On Wednesday, he sent a letter to the tribal judge and tribal council about what he called "the criminal illegal detention of Ronald Oertwich."
"I will remind you that Togiak is still part of the United States of America," he wrote. The Constitution "applies to all citizens of Togiak."
He said everyone involved would be sued. He demanded that Oertwich be released and left alone.
Oertwich operated The Airport Inn Bed & Breakfast in leased space. It remains open, said a man who described himself as a friend of Oertwich's helping to run it.
The state Department of Law said it was alerted about the situation last week.
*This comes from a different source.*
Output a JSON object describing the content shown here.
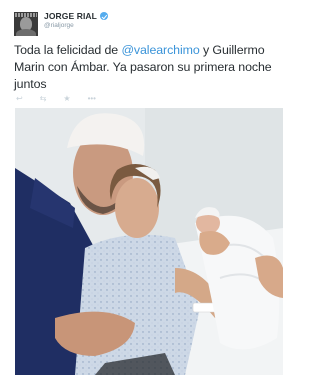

"While we recognize the problems with public safety and the lack of resources in rural Alaska, any actions must occur within the bounds of the constitution," Attorney General Jahna Lindemuth said in the written statement.
Authorities need to work together to improve public safety but "we need to do that within the bounds of our authority," she said.
Generally, tribes cannot banish non-tribal members or hold them without legal basis, said Mills, the assistant attorney general.
A trooper post already was in the works for Togiak to help keep order, Public Safety Commissioner Walt Monegan said.
"The more we can collaborate with communities to ensure evidence is gathered in a constitutional manner, the more successful we will all be in making Alaska safer," he said in the statement.
Walker on Monday directed state agencies to look at how all involved, including tribal organizations, can improve public safety. The Alaska opioid crisis – the subject of a recent disaster declaration by Walker – is putting pressure on many communities, he said in the statement.
The governor intends to call a meeting of his Tribal Advisory Council to discuss the Togiak matter.
"We will continue to work with the Department of Public Safety to find out what happened and what, if any, actions still need to be taken," said Rob Henderson, the deputy attorney general.